I have a problem with how software developers handle progress indicators. For the most part, they are worthless junk. It seems to me that the whole idea is to give the user an idea of how far a process is in its operation, presumably so they can determine the amount of time that will needed for the whole thing to finish.
Today I spent a fair chunk of time waiting for the 20H2 update for Windows 10 to be installed. I will be making references to this experience.
My first attempt at installing this update failed. On the first reboot, my computer experienced a blue screen, with the storport.sys driver being the culprit. I then updated the driver for my RAID card and the card’s firmware, and tried the big update again. It worked this time.
After a few reboots and some additional time, the percentage indicator had reached 98 percent. And it stayed at this point for a VERY long time. After quite a while showing 98 percent, I started paying attention to what time the wall clock showed.

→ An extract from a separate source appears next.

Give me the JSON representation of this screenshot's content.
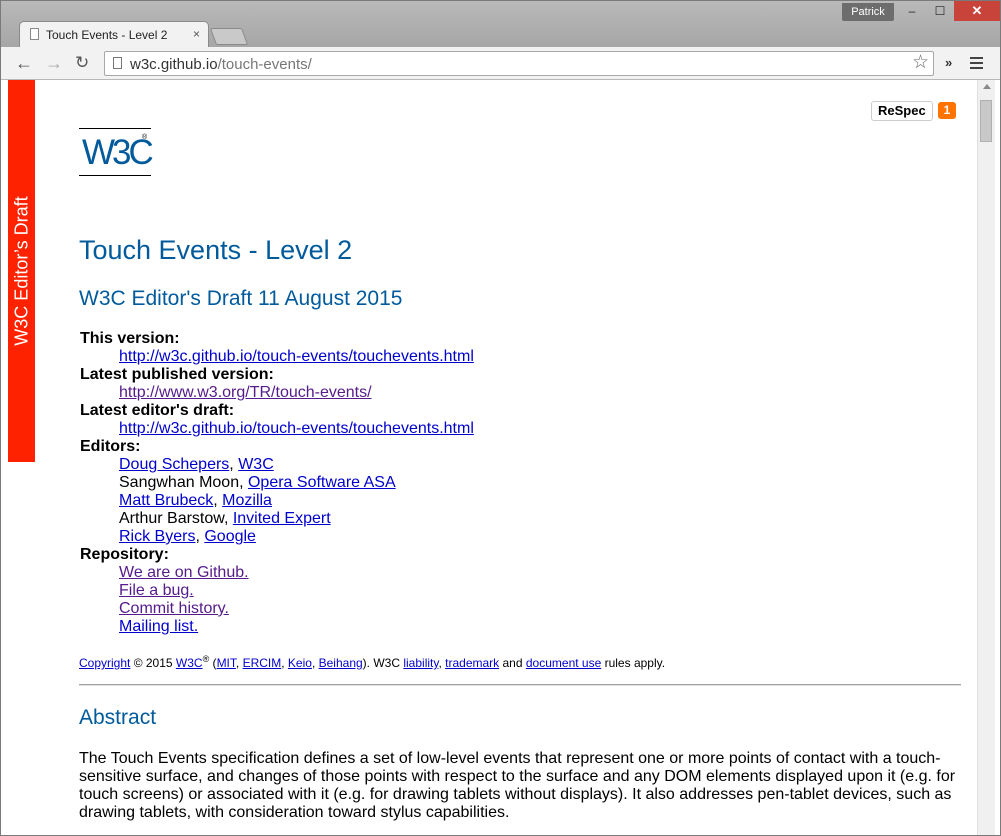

I don’t know how much time passed before I started tracking it, but once I started, the indicator stayed there for an additional 65 minutes before it moved to 100 and then allowed me to log in.
The last two percent of the update progress took longer than the previous 98 percent. This mess is the norm for software, not at all unusual. I posted about it before but the events of today are evidence that Microsoft is one of the worst offenders.
3 responses to “Fix software progress indicators NOW!”
That is so true. I don’t think software developers really make any attempt to make them accurate. At best I’ve seen them take the total number of steps, divide it into 100, and jump the bar when each step is complete. However, some steps take far longer than others. In the systems I work with we’ve removed progress bars and simply say what it is currently doing “unpacking data” or “modifying permissions”, and such.
Did you see the previous post about this insanity?
https://purg.atory.org/2008/06/27/installation-madness
I wouldn’t expect the typical software developer to care about this for their own software. I would expect them to delegate responsibility for installation to a library and be done with it, and I think that’s what most of them have done.
But I do expect some subset of developers at Microsoft and people who create InstallShield and its friends to think about it, and all evidence suggests they simply do not care.
I have come up with a new theory. I think that companies like Microsoft INTENTIONALLY made their progress indicators work this way … because their developers complained that it was too hard to actually calculate a reliable percentage for a complex piece of software … so they decided to make all progress indicators inherently meaningless so nobody would be surprised when an indicator wasn’t accurate. And once the big names did it, the rest of the industry did the same.
This conspiracy theory brought to you by the same mind that thinks Coke invented the whole “New Coke” fiasco back in the 80s for one reason — so they could change Coke from sugar to high-fructose corn syrup and make sure there would be no outcry about it.